By:   Ronald J. Kramer

On Tuesday, April 17, 2012, the United States Court of Appeals for the District of Columbia Circuit stayed the implementation of the National Labor Relations Board’s rule requiring employers to post notices in the workplace regarding employees’ rights to unionize.  The stay will remain in effect until the D.C. Circuit Court resolves the pending appeal in NAM v NLRB, 2012 WL 691535 (D.D.C. Mar 2, 2012), wherein a D.C. District Court upheld the Board’s ability to require notices be posted.  This order comes just days after a United States District Court for the District of South Carolina struck down the Board’s posting rule in Chamber of Commerce of the United States v. NLRB, 2:11-cv-02516-DCN (D.S.C. Apr. 13, 2012).  That case no doubt also will be appealed.

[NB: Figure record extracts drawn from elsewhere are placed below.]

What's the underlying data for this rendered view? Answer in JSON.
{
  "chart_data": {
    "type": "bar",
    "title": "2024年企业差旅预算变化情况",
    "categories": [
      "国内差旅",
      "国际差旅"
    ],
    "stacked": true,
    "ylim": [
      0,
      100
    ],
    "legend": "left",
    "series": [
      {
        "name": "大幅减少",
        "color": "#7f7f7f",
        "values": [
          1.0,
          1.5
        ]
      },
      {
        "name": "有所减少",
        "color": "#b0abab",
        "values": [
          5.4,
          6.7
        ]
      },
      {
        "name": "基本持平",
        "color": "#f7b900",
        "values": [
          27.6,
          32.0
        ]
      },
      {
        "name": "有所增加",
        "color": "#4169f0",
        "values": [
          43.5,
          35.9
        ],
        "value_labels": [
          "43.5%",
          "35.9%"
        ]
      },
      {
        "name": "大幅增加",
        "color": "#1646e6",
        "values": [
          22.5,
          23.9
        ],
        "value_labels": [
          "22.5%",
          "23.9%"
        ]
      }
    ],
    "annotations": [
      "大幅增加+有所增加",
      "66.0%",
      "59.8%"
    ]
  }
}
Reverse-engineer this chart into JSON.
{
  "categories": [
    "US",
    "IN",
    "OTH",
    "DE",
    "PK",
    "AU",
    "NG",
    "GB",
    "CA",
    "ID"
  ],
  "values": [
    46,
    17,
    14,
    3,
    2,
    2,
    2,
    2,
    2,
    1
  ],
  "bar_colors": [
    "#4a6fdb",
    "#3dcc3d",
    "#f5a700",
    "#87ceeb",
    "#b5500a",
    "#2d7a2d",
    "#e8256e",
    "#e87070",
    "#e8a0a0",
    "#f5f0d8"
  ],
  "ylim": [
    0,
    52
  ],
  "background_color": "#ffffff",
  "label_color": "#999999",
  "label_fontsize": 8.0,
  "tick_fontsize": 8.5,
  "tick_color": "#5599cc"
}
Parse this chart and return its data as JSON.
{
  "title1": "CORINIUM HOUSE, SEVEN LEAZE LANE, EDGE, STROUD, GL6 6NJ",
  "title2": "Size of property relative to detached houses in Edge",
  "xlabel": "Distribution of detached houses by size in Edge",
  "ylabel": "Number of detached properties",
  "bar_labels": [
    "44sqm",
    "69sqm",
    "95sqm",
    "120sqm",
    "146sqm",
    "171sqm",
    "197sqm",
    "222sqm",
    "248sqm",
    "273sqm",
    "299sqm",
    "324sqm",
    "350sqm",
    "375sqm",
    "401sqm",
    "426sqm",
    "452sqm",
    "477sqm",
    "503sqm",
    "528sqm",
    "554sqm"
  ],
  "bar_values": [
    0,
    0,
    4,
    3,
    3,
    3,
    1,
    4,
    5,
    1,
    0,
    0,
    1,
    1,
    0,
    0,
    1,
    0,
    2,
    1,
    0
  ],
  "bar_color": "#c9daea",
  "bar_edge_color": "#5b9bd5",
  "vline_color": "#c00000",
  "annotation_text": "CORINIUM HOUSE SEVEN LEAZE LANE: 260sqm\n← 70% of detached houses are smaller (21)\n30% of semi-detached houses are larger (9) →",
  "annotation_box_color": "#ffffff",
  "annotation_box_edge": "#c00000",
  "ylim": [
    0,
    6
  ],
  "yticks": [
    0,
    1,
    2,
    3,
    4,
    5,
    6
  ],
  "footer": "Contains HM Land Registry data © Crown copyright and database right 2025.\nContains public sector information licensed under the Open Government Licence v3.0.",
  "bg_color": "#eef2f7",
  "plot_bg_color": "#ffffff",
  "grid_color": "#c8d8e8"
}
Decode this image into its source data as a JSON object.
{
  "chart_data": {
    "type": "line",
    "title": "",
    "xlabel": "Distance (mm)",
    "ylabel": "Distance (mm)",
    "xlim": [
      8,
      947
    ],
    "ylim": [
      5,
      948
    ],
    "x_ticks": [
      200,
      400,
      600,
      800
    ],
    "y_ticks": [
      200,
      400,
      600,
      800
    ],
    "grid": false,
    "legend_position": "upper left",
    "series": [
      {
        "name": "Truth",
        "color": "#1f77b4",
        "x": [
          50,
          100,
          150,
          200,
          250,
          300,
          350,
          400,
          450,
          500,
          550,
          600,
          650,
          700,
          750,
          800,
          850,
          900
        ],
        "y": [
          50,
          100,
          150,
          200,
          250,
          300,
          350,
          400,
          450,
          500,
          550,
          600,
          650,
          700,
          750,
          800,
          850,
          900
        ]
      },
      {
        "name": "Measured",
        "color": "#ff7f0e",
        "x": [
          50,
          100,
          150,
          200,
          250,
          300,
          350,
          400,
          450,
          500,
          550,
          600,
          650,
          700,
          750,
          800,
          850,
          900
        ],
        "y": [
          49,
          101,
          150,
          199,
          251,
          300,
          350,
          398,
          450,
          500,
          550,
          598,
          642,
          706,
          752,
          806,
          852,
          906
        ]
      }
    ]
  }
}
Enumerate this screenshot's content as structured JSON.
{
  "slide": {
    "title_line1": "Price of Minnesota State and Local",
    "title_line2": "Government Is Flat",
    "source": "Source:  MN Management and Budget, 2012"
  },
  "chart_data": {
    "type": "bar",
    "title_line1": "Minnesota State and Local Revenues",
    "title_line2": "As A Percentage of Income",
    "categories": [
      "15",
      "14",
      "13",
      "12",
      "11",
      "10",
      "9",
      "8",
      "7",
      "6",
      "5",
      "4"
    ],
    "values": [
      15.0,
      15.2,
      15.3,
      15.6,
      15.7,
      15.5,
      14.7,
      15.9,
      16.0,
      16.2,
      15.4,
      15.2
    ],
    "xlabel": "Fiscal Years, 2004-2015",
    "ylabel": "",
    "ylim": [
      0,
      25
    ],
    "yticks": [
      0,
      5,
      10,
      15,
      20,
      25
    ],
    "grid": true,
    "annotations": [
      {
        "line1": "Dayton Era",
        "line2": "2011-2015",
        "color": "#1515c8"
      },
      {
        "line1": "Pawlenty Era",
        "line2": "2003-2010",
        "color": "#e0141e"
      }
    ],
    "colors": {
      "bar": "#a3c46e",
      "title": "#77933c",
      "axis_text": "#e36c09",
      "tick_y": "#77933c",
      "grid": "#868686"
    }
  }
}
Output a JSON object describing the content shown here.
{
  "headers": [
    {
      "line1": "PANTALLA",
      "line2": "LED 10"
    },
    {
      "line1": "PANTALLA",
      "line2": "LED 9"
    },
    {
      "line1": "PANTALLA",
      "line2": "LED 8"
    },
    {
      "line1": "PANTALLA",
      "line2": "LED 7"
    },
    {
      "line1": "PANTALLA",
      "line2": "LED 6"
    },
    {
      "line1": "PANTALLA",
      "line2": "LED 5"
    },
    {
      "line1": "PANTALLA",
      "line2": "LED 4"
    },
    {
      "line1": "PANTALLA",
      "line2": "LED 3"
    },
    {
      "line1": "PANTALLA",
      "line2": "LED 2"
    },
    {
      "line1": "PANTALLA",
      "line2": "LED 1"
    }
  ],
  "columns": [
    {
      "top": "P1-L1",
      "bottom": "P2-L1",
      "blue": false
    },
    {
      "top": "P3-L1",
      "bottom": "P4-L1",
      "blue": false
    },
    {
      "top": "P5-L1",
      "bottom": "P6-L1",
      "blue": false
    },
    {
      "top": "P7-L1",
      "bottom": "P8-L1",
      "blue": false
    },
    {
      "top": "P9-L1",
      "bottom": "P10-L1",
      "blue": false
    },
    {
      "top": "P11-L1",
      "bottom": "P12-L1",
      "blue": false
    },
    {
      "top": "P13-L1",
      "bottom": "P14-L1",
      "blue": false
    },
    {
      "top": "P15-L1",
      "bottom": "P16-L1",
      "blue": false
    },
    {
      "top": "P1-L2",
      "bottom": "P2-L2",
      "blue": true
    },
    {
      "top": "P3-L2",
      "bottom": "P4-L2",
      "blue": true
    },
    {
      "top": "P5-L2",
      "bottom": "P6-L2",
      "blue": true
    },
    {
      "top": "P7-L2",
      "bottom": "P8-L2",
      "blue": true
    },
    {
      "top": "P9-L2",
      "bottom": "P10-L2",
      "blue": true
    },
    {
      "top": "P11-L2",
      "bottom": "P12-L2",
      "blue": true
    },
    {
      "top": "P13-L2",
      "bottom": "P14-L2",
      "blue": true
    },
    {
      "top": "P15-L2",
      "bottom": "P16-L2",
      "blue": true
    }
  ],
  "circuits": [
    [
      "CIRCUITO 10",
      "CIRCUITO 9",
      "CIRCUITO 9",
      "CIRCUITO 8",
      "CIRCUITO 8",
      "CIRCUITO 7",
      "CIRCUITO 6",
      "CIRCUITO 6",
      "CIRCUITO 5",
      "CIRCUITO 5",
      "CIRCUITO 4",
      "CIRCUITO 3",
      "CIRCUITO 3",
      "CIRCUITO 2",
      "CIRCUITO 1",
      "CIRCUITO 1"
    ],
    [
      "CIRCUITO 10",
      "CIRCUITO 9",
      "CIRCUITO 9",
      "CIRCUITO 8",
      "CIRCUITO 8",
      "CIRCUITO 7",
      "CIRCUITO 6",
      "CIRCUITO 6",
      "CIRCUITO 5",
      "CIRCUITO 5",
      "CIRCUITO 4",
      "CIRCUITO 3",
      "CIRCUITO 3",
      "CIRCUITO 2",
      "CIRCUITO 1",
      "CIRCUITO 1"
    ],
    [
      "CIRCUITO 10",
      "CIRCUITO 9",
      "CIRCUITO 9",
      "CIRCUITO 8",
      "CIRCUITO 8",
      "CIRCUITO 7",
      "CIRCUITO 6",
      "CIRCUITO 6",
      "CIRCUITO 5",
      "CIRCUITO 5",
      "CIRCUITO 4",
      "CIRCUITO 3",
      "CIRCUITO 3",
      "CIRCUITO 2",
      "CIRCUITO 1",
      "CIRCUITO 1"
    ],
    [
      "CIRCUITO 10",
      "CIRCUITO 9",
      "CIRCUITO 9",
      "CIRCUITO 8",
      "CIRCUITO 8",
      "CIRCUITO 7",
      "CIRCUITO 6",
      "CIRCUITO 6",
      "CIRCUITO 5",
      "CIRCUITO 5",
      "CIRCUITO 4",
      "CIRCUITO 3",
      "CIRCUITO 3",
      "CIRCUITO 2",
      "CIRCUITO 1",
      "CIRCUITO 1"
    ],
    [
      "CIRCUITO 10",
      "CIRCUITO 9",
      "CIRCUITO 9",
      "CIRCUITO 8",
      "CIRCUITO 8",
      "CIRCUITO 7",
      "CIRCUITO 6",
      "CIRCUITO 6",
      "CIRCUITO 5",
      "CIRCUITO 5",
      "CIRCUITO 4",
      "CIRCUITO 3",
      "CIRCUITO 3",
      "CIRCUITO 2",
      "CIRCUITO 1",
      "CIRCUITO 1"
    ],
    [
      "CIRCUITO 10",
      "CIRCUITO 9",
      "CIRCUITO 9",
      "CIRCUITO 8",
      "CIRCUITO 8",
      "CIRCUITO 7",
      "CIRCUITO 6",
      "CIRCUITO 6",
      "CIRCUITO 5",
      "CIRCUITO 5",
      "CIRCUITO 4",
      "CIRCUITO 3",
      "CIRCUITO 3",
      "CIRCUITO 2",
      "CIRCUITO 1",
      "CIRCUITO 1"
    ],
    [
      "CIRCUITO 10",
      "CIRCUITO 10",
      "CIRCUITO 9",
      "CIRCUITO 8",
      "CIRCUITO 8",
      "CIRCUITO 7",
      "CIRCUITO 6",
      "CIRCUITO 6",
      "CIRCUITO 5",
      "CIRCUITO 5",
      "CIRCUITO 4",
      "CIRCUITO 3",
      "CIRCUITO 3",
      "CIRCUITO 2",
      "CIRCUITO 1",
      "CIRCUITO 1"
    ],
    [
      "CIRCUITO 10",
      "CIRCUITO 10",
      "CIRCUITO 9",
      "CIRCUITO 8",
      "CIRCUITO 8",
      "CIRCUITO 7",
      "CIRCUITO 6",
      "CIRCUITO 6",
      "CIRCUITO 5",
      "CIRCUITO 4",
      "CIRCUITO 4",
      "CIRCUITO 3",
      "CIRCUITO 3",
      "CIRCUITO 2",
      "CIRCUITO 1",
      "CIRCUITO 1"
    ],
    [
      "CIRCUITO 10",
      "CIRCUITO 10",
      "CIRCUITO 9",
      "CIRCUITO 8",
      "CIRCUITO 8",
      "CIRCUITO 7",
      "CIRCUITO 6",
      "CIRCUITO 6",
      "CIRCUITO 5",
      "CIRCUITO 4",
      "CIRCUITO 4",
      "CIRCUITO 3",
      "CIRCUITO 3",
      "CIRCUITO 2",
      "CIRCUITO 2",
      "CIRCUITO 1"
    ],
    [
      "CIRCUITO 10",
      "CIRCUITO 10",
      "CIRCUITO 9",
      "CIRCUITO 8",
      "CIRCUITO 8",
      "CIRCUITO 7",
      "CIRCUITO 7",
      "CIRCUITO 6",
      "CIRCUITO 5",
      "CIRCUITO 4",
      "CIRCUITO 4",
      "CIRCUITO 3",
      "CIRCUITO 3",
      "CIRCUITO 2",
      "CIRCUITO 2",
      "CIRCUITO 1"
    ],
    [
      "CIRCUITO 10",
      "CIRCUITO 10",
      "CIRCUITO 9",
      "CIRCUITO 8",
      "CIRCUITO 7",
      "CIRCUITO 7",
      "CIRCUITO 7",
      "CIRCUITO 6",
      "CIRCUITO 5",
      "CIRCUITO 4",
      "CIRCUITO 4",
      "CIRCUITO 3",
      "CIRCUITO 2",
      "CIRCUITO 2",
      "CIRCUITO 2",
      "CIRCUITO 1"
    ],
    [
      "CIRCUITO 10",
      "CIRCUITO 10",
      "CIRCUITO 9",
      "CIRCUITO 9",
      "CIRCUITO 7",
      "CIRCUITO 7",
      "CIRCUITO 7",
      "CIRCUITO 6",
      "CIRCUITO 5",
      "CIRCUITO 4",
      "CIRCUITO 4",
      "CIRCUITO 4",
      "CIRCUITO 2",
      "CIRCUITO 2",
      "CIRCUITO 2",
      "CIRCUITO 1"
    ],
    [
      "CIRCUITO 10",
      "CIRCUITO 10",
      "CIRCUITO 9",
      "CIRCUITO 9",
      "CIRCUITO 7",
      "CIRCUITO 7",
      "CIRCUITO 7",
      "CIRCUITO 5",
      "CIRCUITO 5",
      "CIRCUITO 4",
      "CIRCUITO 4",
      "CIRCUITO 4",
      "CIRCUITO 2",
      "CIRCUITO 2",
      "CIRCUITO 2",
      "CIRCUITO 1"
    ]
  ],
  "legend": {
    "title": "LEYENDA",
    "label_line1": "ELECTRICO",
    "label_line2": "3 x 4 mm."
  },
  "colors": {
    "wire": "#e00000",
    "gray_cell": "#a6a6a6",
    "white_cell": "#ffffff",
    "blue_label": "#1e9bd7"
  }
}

Absent the stay, the posting rule had been scheduled to take effect April 30, 2012.  The NLRB, which had postponed the implementation of the posting rule during the NAM district court proceedings, opposed the emergency motion for the injunction pending appeal.  In granting the motion, the Circuit Court noted that the Board’s position was at odds with its prior postponement, and also that the uncertainty about the enforcement of the rule in light of the Chamber of Commerce decision counseled further in favor of preserving the status quo during the appeal.

The order resolves the uncertainty as to whether and where the Board’s posting rules would have been effective in light of conflicting district court decisions as to its legality.  The stay will likely remain in effect for most if not all of 2012, as oral argument in NAM is not to be scheduled until September. 

While employers need not post the notices for now, whether the appellate courts, if not ultimately the U.S. Supreme Court, will decide in the NLRB’s favor is still much in doubt.